Post by MissKittyFantastico »

Nessus wrote:The big one I always see is Hudson's use of the phrase "bug hunt". Everyone but me seems to have interpreted this as a reference to extermination missions against local wildlife. To me it always sounded like a variation of "wild goose chase", i.e a mission to investigate or respond to a potential problem that turns out to be a big nothing waste of time.
I'd tend to go with the usual interpretation - the way Hudson says it, "Is this going to be a stand-up fight, sir, or another bug hunt?" suggests to me that the distinction is between armed hostiles, and animals that just fight with tooth and claw, and the marines regard the latter as pest control that's beneath the USCM and should just be handled by wildlife patrol or something. The impression I got from 'xenomorph' is that Gorman's using the correct term for an unknown lifeform that he learned at USCM academy, because he's too full of himself to relax and just say 'Yeah, it's probably a bug hunt' (although credit to him, he's right not to be writing off an unknown enemy as easy to kill - but he clearly hasn't really thought of that, he's just doing everything as the book instructs).

The main thing for me is that nobody ever really seems to respond to Ripley with the kind of blanket disbelief you'd expect in a world where extraterrestrial life doesn't (so far as anyone knows) exist - the marines listen to her description, kind of bored-like, and Vasquez just wants to know where to put a bullet in them; Gorman presents her as someone who may know something about what they're going to encounter, not a civilian who's clearly crazy; nobody's amazed when they find the colonists' barricades and the holes burned in the floors, like 'Holy crap, she was telling the truth!', just "Somebody must've bagged one of Ripley's bad guys here; nobody in the W-Y meeting seems that interested in the notion of alien life, they just seem to have trouble with one critter being so dangerous that Ripley had to blow up the ship. He gets told "No indigenous life" like that's just a boring fact, not that woman thinking 'Did Van Leuwen just ask me if aliens exist, and we just forgot to mention it to him?' As well, nobody even seems to care about her describing a derelict non-human spaceship - no-indigeous-life woman didn't even bother remembering it and needed Ripley to spell it out for her again. You'd think if she was telling them, for the first time in (known) human history, she'd found evidence of intelligent alien life, they'd either be "Mobilise the entire science division, and copyright everything!" or just declare her legally insane and stick her in an institution somewhere. The way she's handled - stripped of her license and dumped to make a living driving forklifts (albeit the coolest forklifts ever) - seems very much in line with his the meeting notes in the USCM Technical Manual spell W-Y's attitude out: the Nostromo got some critter onto it, probably like an alien rottweiler or something that was just hungry and tried to bite their legs, and because Ripley et al were incompetent screw-ups they thought it was god's own perfect killing machine and blew most of themselves up trying to 'escape', where any respectable crew would've been able to just scare it into a cabin and lock it in.

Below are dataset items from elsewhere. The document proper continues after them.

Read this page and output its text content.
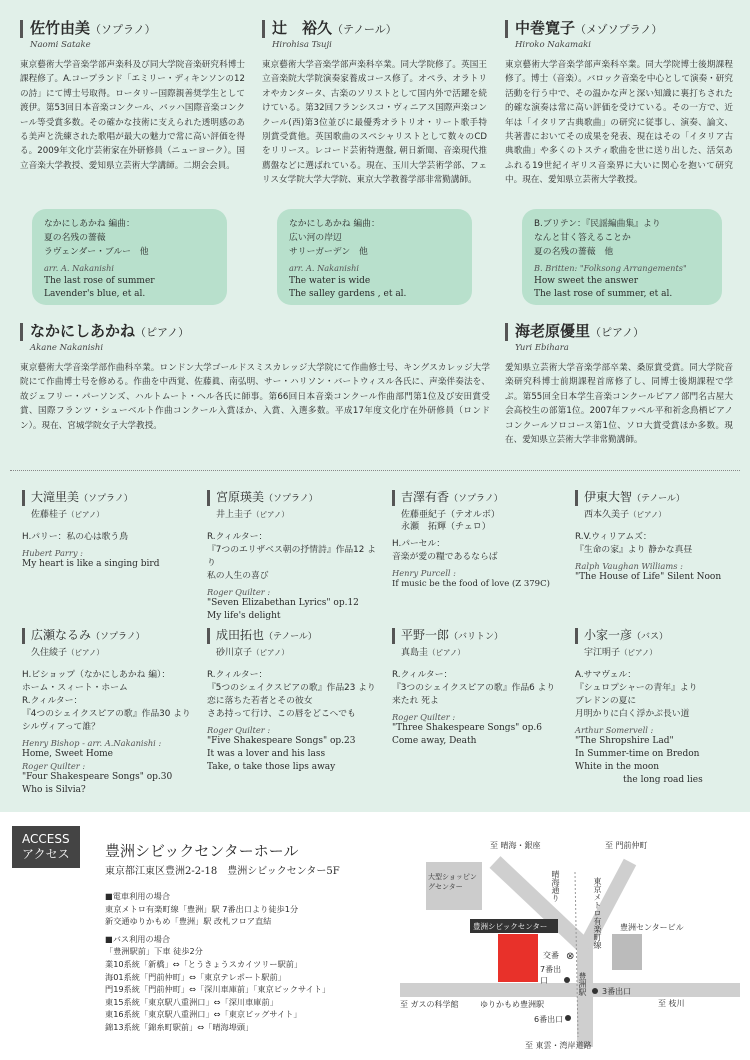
佐竹由美（ソプラノ）
Naomi Satake
東京藝術大学音楽学部声楽科及び同大学院音楽研究科博士課程修了。A.コープランド「エミリー・ディキンソンの12の詩」にて博士号取得。ロータリー国際親善奨学生として渡伊。第53回日本音楽コンクール、バッハ国際音楽コンクール等受賞多数。その確かな技術に支えられた透明感のある美声と洗練された歌唱が最大の魅力で常に高い評価を得る。2009年文化庁芸術家在外研修員（ニューヨーク）。国立音楽大学教授、愛知県立芸術大学講師。二期会会員。
辻　裕久（テノール）
Hirohisa Tsuji
東京藝術大学音楽学部声楽科卒業。同大学院修了。英国王立音楽院大学院演奏家養成コース修了。オペラ、オラトリオやカンタータ、古楽のソリストとして国内外で活躍を続けている。第32回フランシスコ・ヴィニアス国際声楽コンクール(西)第3位並びに最優秀オラトリオ・リート歌手特別賞受賞他。英国歌曲のスペシャリストとして数々のCDをリリース。レコード芸術特選盤, 朝日新聞、音楽現代推薦盤などに選ばれている。現在、玉川大学芸術学部、フェリス女学院大学大学院、東京大学教養学部非常勤講師。
中巻寛子（メゾソプラノ）
Hiroko Nakamaki
東京藝術大学音楽学部声楽科卒業。同大学院博士後期課程修了。博士（音楽）。バロック音楽を中心として演奏・研究活動を行う中で、その温かな声と深い知識に裏打ちされた的確な演奏は常に高い評価を受けている。その一方で、近年は「イタリア古典歌曲」の研究に従事し、演奏、論文、共著書においてその成果を発表、現在はその「イタリア古典歌曲」や多くのトスティ歌曲を世に送り出した、活気あふれる19世紀イギリス音楽界に大いに関心を抱いて研究中。現在、愛知県立芸術大学教授。
なかにしあかね 編曲：
夏の名残の薔薇
ラヴェンダー・ブルー　他
arr. A. Nakanishi
The last rose of summer
Lavender's blue, et al.
なかにしあかね 編曲：
広い河の岸辺
サリーガーデン　他
arr. A. Nakanishi
The water is wide
The salley gardens , et al.
B.ブリテン：『民謡編曲集』より
なんと甘く答えることか
夏の名残の薔薇　他
B. Britten: "Folksong Arrangements"
How sweet the answer
The last rose of summer, et al.
なかにしあかね（ピアノ）
Akane Nakanishi
東京藝術大学音楽学部作曲科卒業。ロンドン大学ゴールドスミスカレッジ大学院にて作曲修士号、キングスカレッジ大学院にて作曲博士号を修める。作曲を中西覚、佐藤眞、南弘明、サー・ハリソン・バートウィスル各氏に、声楽伴奏法を、故ジェフリー・パーソンズ、ハルトムート・ヘル各氏に師事。第66回日本音楽コンクール作曲部門第1位及び安田賞受賞、国際フランツ・シューベルト作曲コンクール入賞ほか、入賞、入選多数。平成17年度文化庁在外研修員（ロンドン）。現在、宮城学院女子大学教授。
海老原優里（ピアノ）
Yuri Ebihara
愛知県立芸術大学音楽学部卒業、桑原賞受賞。同大学院音楽研究科博士前期課程首席修了し、同博士後期課程で学ぶ。第55回全日本学生音楽コンクールピアノ部門名古屋大会高校生の部第1位。2007年フッペル平和祈念鳥栖ピアノコンクールソロコース第1位、ソロ大賞受賞ほか多数。現在、愛知県立芸術大学非常勤講師。
大滝里美（ソプラノ）
佐藤桂子（ピアノ）
H.パリー：私の心は歌う鳥
Hubert Parry :
My heart is like a singing bird
宮原瑛美（ソプラノ）
井上圭子（ピアノ）
R.クィルター：
『7つのエリザベス朝の抒情詩』作品12 より
私の人生の喜び
Roger Quilter :
"Seven Elizabethan Lyrics" op.12
My life's delight
吉澤有香（ソプラノ）
佐藤亜紀子（テオルボ）
永瀬　拓輝（チェロ）
H.パーセル：
音楽が愛の糧であるならば
Henry Purcell :
If music be the food of love (Z 379C)
伊東大智（テノール）
西本久美子（ピアノ）
R.V.ウィリアムズ：
『生命の家』より 静かな真昼
Ralph Vaughan Williams :
"The House of Life" Silent Noon
広瀬なるみ（ソプラノ）
久住綾子（ピアノ）
H.ビショップ（なかにしあかね 編）：
ホーム・スィート・ホーム
R.クィルター：
『4つのシェイクスピアの歌』作品30 より
シルヴィアって誰？
Henry Bishop - arr. A.Nakanishi :
Home, Sweet Home
Roger Quilter :
"Four Shakespeare Songs" op.30
Who is Silvia?
成田拓也（テノール）
砂川京子（ピアノ）
R.クィルター：
『5つのシェイクスピアの歌』作品23 より
恋に落ちた若者とその彼女
さあ持って行け、この唇をどこへでも
Roger Quilter :
"Five Shakespeare Songs" op.23
It was a lover and his lass
Take, o take those lips away
平野一郎（バリトン）
真島圭（ピアノ）
R.クィルター：
『3つのシェイクスピアの歌』作品6 より
来たれ 死よ
Roger Quilter :
"Three Shakespeare Songs" op.6
Come away, Death
小家一彦（バス）
宇江明子（ピアノ）
A.サマヴェル：
『シュロプシャーの青年』より
ブレドンの夏に
月明かりに白く浮かぶ長い道
Arthur Somervell :
"The Shropshire Lad"
In Summer-time on Bredon
White in the moon
the long road lies
ACCESS
アクセス 豊洲シビックセンターホール
東京都江東区豊洲2-2-18　豊洲シビックセンター5F
■電車利用の場合
東京メトロ有楽町線「豊洲」駅 7番出口より徒歩1分
新交通ゆりかもめ「豊洲」駅 改札フロア直結
■バス利用の場合
「豊洲駅前」下車 徒歩2分
業10系統「新橋」⇔「とうきょうスカイツリー駅前」
海01系統「門前仲町」⇔「東京テレポート駅前」
門19系統「門前仲町」⇔「深川車庫前」「東京ビックサイト」
東15系統「東京駅八重洲口」⇔「深川車庫前」
東16系統「東京駅八重洲口」⇔「東京ビッグサイト」
錦13系統「錦糸町駅前」⇔「晴海埠頭」
大型ショッピングセンター
豊洲シビックセンター	豊洲センタービル
至 晴海・銀座	至 門前仲町
晴海通り	東京メトロ有楽町線
交番 ⊗
7番出口	豊洲駅 3番出口
至 枝川
至 ガスの科学館	ゆりかもめ豊洲駅
6番出口
至 東雲・湾岸道路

I'm not so certain on the notion of intelligent living aliens - the Arcturian thing could go either way (as can they, by the sound of it), but the USCM tech manual refers to plenty of fighting between human forces, so them asking if LV-426 could be a 'stand-up fight' might be expecting the loss of contact to be because another nation put troops down to raid the colony or whatever. The lack of interest in Ripley's description of the Space Jockey ship (yeah I'm being pedantic and not calling them 'Engineers') suggests to me that humanity has at least found evidence of past alien civilisations - even the Jordans on finding the thing seem to view it more as good luck in them getting in first and having the claim on the monetary value of a relatively intact archaeotech find, rather than amazement at the very notion of what they're seeing.